As the retail scene continues to face increased pressure from e-commerce and online players, landlords are being forced to adapt their strategies to a new reality, juggling more flexible and creative leasing terms with retaining consumers.
Retailers now have the ability to push for more favourable leasing terms around how they occupy a space, how much space they’re taking up and their preferences in how they for that space.
Just recently, furniture retailer Courts Asia confirmed they had changed their strategy to build market share to include the option of opening pop-up stores with short-term leases before deciding whether they could convert them into permanent stores as a way to build market share.

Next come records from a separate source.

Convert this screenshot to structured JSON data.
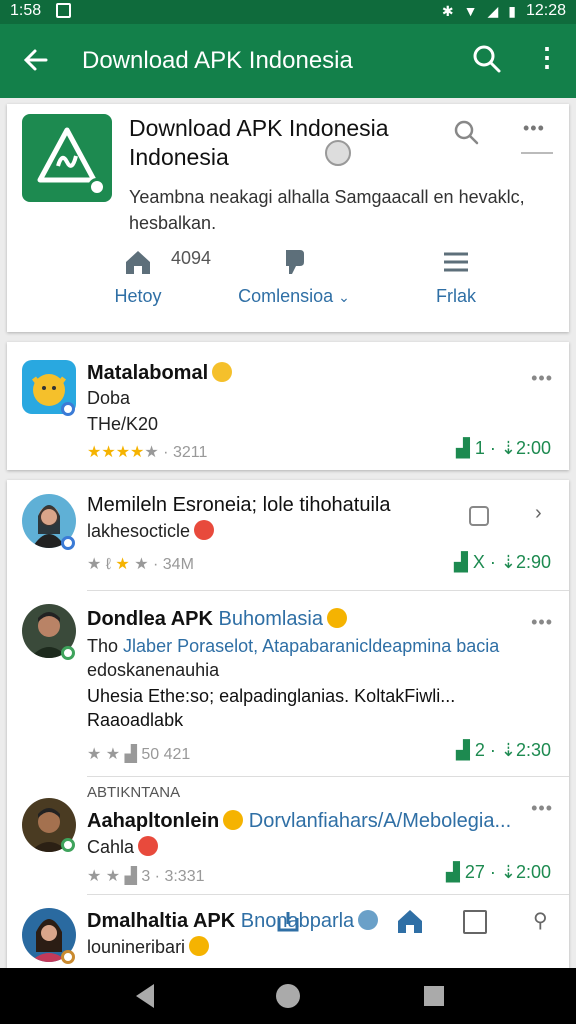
{
  "status_bar": {
    "time": "1:58",
    "clock": "12:28"
  },
  "app_bar": {
    "title": "Download APK Indonesia"
  },
  "header": {
    "title": "Download APK Indonesia Indonesia",
    "description": "Yeambna neakagi alhalla Samgaacall en hevaklc, hesbalkan.",
    "count": "4094",
    "actions": [
      {
        "label": "Hetoy",
        "icon": "home-icon"
      },
      {
        "label": "Comlensioa",
        "icon": "thumb-icon"
      },
      {
        "label": "Frlak",
        "icon": "menu-icon"
      }
    ]
  },
  "items": [
    {
      "name": "Matalabomal",
      "line2": "Doba",
      "line3": "THe/K20",
      "rating_count": "3211",
      "stats_a": "1",
      "stats_b": "2:00"
    },
    {
      "name": "Memileln Esroneia; lole tihohatuila",
      "line2": "lakhesocticle",
      "rating_count": "34M",
      "stats_a": "X",
      "stats_b": "2:90"
    },
    {
      "name": "Dondlea APK",
      "name_blue": "Buhomlasia",
      "line2_a": "Tho",
      "line2_b": "Jlaber Poraselot, Atapabaranicldeapmina bacia",
      "line3": "edoskanenauhia",
      "line4": "Uhesia Ethe:so; ealpadinglanias. KoltakFiwli...",
      "line5": "Raaoadlabk",
      "rating_count": "50 421",
      "stats_a": "2",
      "stats_b": "2:30"
    },
    {
      "overline": "ABTIKNTANA",
      "name": "Aahapltonlein",
      "name_blue": "Dorvlanfiahars/A/Mebolegia...",
      "line2": "Cahla",
      "rating_a": "3",
      "rating_count": "3:331",
      "stats_a": "27",
      "stats_b": "2:00"
    },
    {
      "name": "Dmalhaltia APK",
      "name_blue": "Bnonabparla",
      "line2": "lounineribari"
    }
  ]
}
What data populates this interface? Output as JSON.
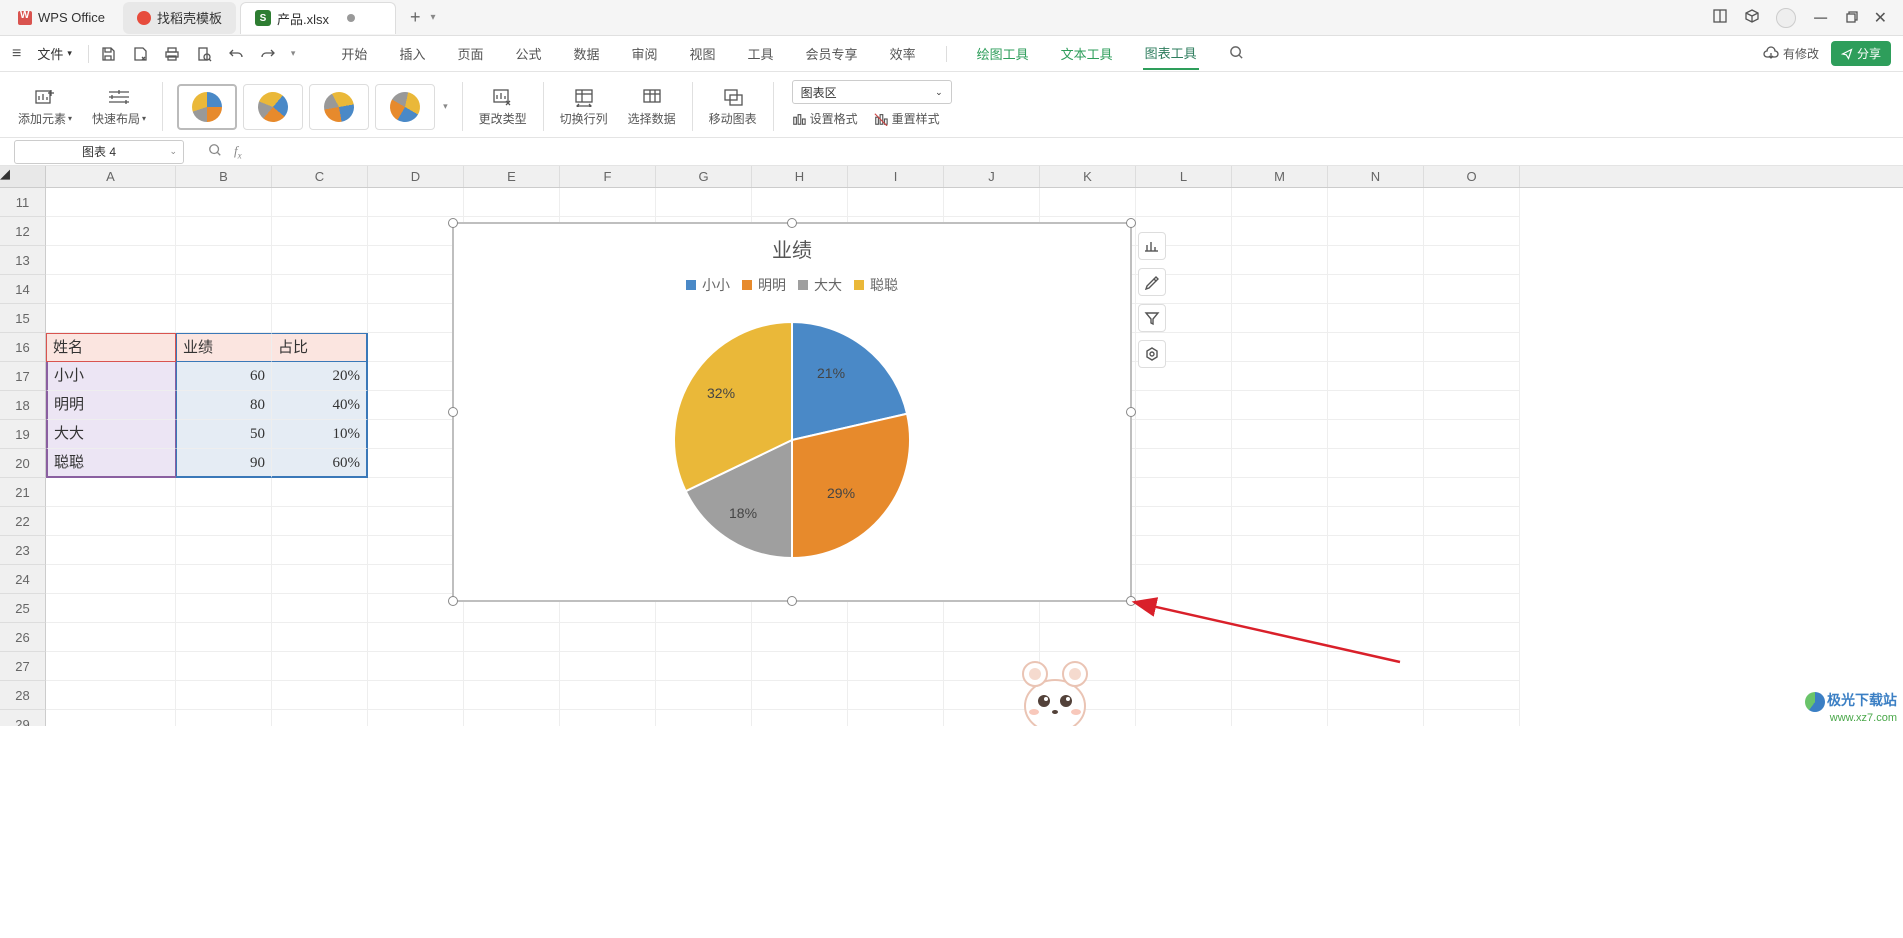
{
  "title_bar": {
    "tabs": [
      {
        "label": "WPS Office",
        "type": "home"
      },
      {
        "label": "找稻壳模板",
        "type": "template"
      },
      {
        "label": "产品.xlsx",
        "type": "active"
      }
    ]
  },
  "menu": {
    "file": "文件",
    "items": [
      "开始",
      "插入",
      "页面",
      "公式",
      "数据",
      "审阅",
      "视图",
      "工具",
      "会员专享",
      "效率"
    ],
    "context_items": [
      "绘图工具",
      "文本工具",
      "图表工具"
    ],
    "active": "图表工具",
    "cloud": "有修改",
    "share": "分享"
  },
  "ribbon": {
    "add_element": "添加元素",
    "quick_layout": "快速布局",
    "change_type": "更改类型",
    "switch_rc": "切换行列",
    "select_data": "选择数据",
    "move_chart": "移动图表",
    "chart_area_sel": "图表区",
    "set_format": "设置格式",
    "reset_style": "重置样式"
  },
  "namebox": "图表 4",
  "sheet": {
    "cols": [
      "A",
      "B",
      "C",
      "D",
      "E",
      "F",
      "G",
      "H",
      "I",
      "J",
      "K",
      "L",
      "M",
      "N",
      "O"
    ],
    "row_start": 11,
    "row_end": 29,
    "headers": {
      "a": "姓名",
      "b": "业绩",
      "c": "占比"
    },
    "data": [
      {
        "name": "小小",
        "perf": "60",
        "ratio": "20%"
      },
      {
        "name": "明明",
        "perf": "80",
        "ratio": "40%"
      },
      {
        "name": "大大",
        "perf": "50",
        "ratio": "10%"
      },
      {
        "name": "聪聪",
        "perf": "90",
        "ratio": "60%"
      }
    ]
  },
  "chart_data": {
    "type": "pie",
    "title": "业绩",
    "series_name": "业绩",
    "categories": [
      "小小",
      "明明",
      "大大",
      "聪聪"
    ],
    "values": [
      60,
      80,
      50,
      90
    ],
    "data_labels_pct": [
      "21%",
      "29%",
      "18%",
      "32%"
    ],
    "colors": [
      "#4a89c7",
      "#e78a2c",
      "#9f9f9f",
      "#eab839"
    ],
    "legend_position": "top"
  },
  "watermark": {
    "cn": "极光下载站",
    "url": "www.xz7.com"
  }
}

“Landlords have to provide more flexibility around how rental structures are set up instead of falling back on standard leases, which are usually a combination of monthly rent and a percentage of sales,” says Holly Rome, Director of Retail Leasing at JLL. “Instead of having empty spaces in malls, landlords need to incentivise taking up space and appeal to new retailers.”
Banking on food and entertainment
Besides changing lease terms, landlords are also banking on experiential offerings as a means of keeping their malls relevant.
Hong Kong’s APM Malls is planning to create a 3,000 square foot digital basketball court as well as offering virtual reality boxing and holding an exhibition of rare trainers in a bid to attract younger crowds, while Merlin Entertainment is opening four more Legoland Centres in malls across Australia after the successful launch of its first at Chadstone, Melbourne, last October.
Over in Singapore, landlords are allocating more space to F&B tenants as the smaller retail scene in the city-state struggles to keep up. According to analysis from JLL, F&B space in Singapore malls stands at over 30 percent, compared with 23 percent in Hong Kong and 10 to 15 percent in Europe.
JLL’s latest Retail Index also highlighted that F&B operators in Jakarta and Manila were the most active segment in the first quarter of this year, while malls in Chinese cities continue to ramp up their F&B operations as some fashion retailers shy away from the market.
“Experience-oriented retail such as eating out and entertainment is something that is hard to replicate online so landlords across Asia Pacific are increasingly adjusting their tenant mix towards a greater presence of F&B to draw foot traffic,” sums up Lee Fong from JLL’s Research team in Asia Pacific.